As of 2021, more than 7,000 bridges in the Fort Worth area have been found in need of repair, while an additional 1,250 bridges need to be replaced.
In 2021, the American Society of Civil Engineers (ASCE) released its report card for infrastructures across the U.S. and gave Texas an overall grade of C. While the ASCE gave the state’s bridges and public transit a B-, the organization gave Texas’ highways and roads a D+ for not properly distributing the funds and resources generated by the state’s gas tax to keep up with the state’s projected growth.
Minimum Car Insurance Requirements in Fort Worth
In terms of minimum coverage requirements, Texas is an at-fault state, though its insurance requirements make it more of a “comparative fault” state. In Texas, each driver has to take financial responsibility for any crash in which they are more than 50% at fault. For this reason, most Texas drivers carry liability insurance.
Texas Transportation Code §601.072 details the minimum amount of car insurance drivers must carry in the state, which is 30/60/25. That means car insurance coverage must provide:
- $30,000 for bodily injury to or death of one person in one accident;
- $60,000 for bodily injury to or death of two or more persons in one accident, and
- $25,000 for damage to or destruction of property of others in one accident.
Factors Allowed in Fort Worth Car Insurance Rates
Across the country, there are criteria insurers use to determine your car insurance rates. In Fort Worth, Texas, the criteria used are:
- Marital status
- Credit score
- Driving record
- Level of coverage
Discounts for Car Insurance in Fort Worth
If you’re a Fort Worth driver looking to save money, you might want to take advantage of discounts available through your auto insurance carrier. These might include:
- Good driver discount
- Multi-car discount
- Anti-theft discount
- Student discount
- Military discount
- Multi-policy discount
- Mature, retired, or senior discount
What Are the Penalties for Driving Without Insurance in Fort Worth?

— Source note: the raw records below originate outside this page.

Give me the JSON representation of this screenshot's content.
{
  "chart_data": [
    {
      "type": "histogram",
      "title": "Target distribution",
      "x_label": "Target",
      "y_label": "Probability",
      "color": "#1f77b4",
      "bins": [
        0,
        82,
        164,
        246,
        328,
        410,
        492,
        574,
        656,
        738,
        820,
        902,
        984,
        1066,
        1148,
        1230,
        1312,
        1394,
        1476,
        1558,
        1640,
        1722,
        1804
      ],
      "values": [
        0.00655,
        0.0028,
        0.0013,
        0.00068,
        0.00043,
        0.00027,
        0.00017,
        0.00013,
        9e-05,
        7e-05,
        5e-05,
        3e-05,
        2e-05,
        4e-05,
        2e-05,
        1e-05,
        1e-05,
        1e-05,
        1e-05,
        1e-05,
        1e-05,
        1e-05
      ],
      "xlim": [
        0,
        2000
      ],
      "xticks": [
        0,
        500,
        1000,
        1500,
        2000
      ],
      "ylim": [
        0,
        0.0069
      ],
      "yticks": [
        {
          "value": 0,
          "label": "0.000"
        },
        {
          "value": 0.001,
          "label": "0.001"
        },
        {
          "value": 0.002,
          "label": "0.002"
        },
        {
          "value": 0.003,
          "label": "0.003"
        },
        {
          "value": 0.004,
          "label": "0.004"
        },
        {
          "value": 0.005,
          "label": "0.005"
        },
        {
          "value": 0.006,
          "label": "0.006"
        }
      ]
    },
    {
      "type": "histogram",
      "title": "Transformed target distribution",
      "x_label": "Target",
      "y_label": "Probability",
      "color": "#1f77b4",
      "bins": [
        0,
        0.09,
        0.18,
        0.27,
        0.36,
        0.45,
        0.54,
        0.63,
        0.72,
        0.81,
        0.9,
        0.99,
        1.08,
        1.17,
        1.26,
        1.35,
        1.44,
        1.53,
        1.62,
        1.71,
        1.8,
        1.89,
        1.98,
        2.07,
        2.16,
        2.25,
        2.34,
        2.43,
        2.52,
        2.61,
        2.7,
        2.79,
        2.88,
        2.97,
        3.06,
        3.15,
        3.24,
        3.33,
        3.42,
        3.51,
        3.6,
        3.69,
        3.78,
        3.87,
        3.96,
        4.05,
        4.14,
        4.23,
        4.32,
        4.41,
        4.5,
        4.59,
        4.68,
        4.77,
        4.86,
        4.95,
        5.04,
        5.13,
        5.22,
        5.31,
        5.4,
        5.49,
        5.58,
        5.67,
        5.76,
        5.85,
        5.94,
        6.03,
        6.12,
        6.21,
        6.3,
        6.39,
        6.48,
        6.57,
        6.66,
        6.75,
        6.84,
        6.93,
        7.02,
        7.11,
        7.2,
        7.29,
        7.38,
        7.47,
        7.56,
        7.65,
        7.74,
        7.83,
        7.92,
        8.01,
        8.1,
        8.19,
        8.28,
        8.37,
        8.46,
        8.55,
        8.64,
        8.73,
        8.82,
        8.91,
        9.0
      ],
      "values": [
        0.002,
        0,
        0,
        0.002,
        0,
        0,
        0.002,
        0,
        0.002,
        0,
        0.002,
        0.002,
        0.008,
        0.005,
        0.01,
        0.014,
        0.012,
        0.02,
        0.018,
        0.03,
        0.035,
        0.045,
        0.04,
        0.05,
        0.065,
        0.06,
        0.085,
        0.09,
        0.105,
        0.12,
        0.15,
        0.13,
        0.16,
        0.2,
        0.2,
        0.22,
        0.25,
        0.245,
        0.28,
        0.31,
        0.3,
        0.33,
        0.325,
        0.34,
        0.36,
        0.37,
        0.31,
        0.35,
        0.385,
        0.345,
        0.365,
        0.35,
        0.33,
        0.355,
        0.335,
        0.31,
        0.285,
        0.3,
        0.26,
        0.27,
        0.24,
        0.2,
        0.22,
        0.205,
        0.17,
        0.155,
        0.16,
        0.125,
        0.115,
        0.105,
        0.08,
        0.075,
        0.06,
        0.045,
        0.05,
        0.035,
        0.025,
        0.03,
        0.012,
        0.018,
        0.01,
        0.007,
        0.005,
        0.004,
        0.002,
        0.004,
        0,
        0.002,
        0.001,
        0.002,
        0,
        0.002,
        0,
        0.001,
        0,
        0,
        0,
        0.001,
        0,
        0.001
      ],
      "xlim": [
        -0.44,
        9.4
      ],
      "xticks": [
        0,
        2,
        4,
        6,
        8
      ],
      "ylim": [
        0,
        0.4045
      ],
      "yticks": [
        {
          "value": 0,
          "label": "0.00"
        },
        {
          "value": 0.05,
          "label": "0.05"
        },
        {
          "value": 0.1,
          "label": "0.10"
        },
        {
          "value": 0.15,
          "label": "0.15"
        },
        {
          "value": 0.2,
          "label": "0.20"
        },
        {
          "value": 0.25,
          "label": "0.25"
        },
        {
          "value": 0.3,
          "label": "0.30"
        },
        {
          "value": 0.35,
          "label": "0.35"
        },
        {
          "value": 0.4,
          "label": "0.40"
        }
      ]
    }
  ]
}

Auto insurance is not an option in the state of Texas — it’s mandatory. Drivers must carry the minimum amount of coverage or pay penalties, especially those found driving without coverage. First offense uninsured drivers can expect to pay fines between $175 and $350. That amount rises sharply if you’re caught driving without insurance again. Fines for second offenders within three years of an initial offense will cost between $350 and $1,000. A repeat offender also risks having their license revoked and their vehicle impounded.